Want to know what your idiotic single-speeder or sweet-fixie riding friends (I can say that, I am one) are yammering about with all that “gear inches” and “ratios” business? You’re in luck! There’s a whole chapter on gearing to get you up to speed. I’m not suggesting that you need to know about that stuff, but sometimes the best way to make fun of something effectively is to know a lot about it.
If you’re already too cool for school and you know everything about bicycle repair and maintenance…except maybe how to repair a tubular, this book can help you out. Or, if you’re a consummate newbie and you have no freaking idea what a tubular is and you just want to know how to install a damn tube in your tire, this book can help you out too. Of course if you’re Mr.
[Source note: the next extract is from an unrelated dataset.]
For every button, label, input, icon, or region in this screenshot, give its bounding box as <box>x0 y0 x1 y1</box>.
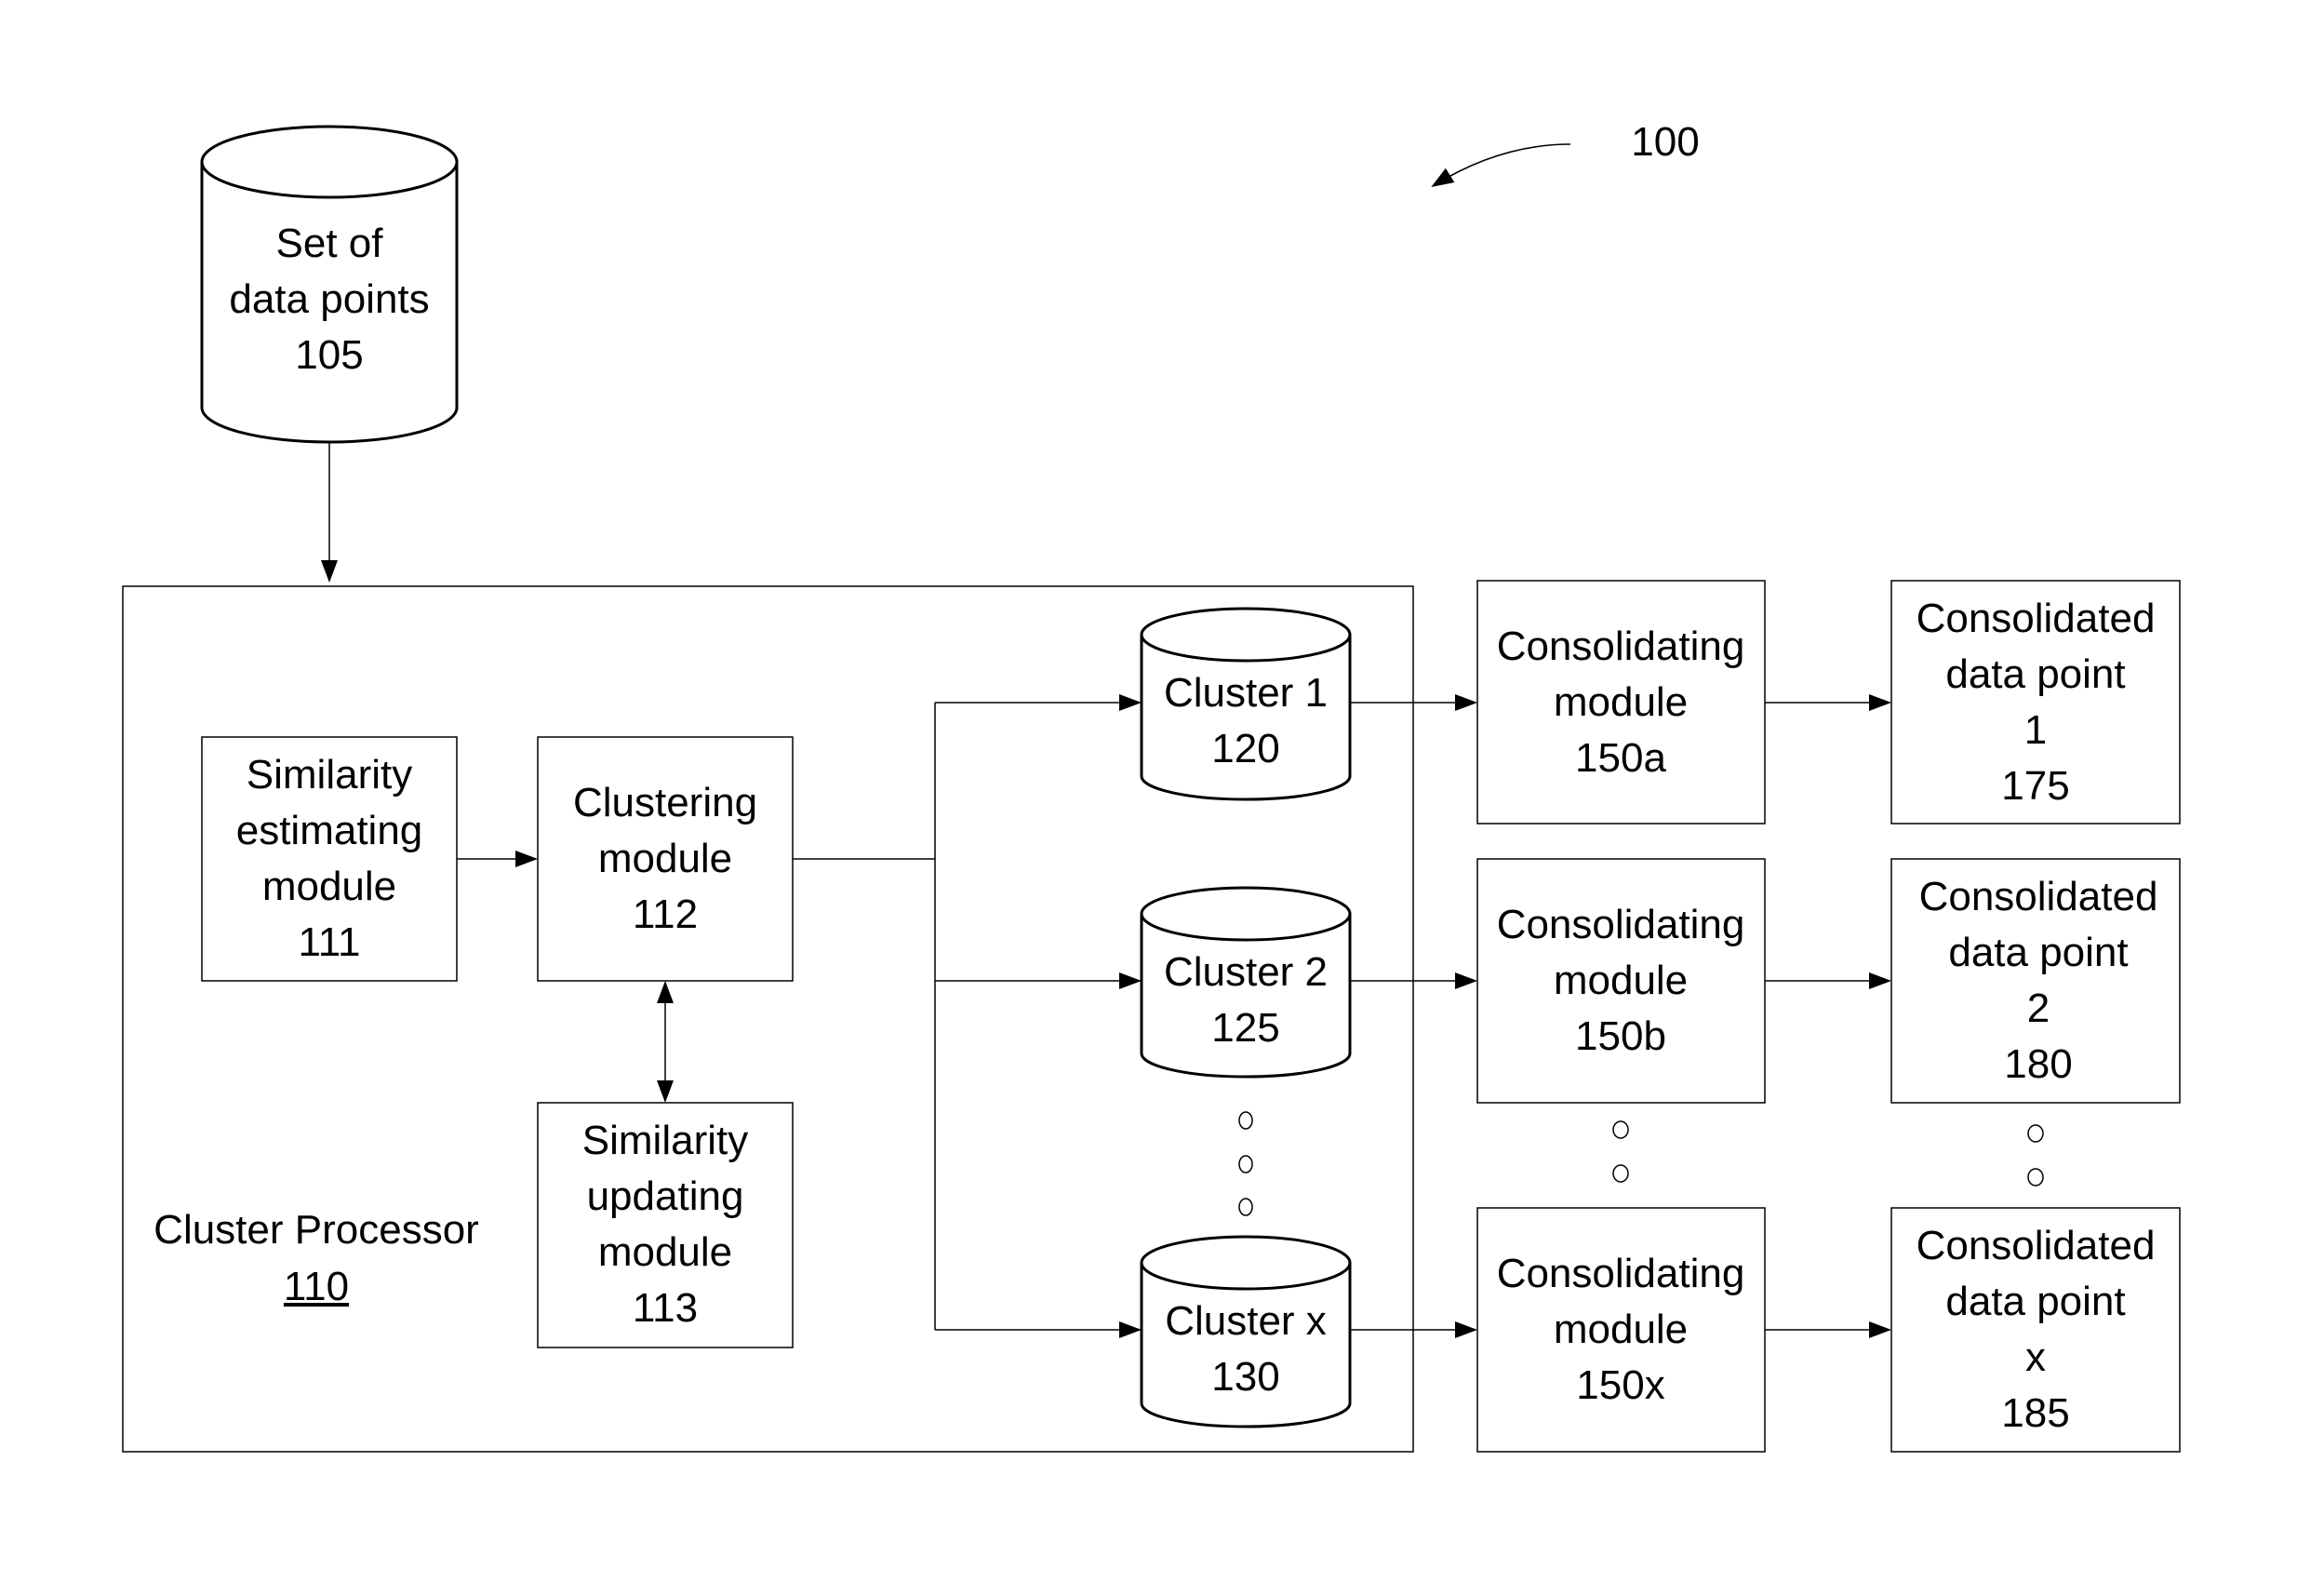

Too-Cool-For-School you could always get if for your rookie friend to ease his path into the too-cool-for-school-club (and then sneak over to his house, hide in the bathroom, and cram on how to deal with that XTR FC-M970 crankset that you have no clue how to remove).
All I Know is that I wish I’d had a copy of this book when I was a 16-year-old kid riding around on my too-big orange Rockhopper with the seat, uh, I mean saddle too low, both quick release levers wing-nutted on, the gears clicking, and the chain grinding dryly over shark-toothed cassette teeth.
The Bicycling Guide to Complete Bicycle Maintenance and Repair is available at Amazon.com and, more than likely, at your local bike shop, so check with them first, because if you actually buy things from them they might be nicer to you when you come in with the Frankenstein’s-Monster-train-wreck that you’ve turned your bicycle into while attempting to repair it yourself.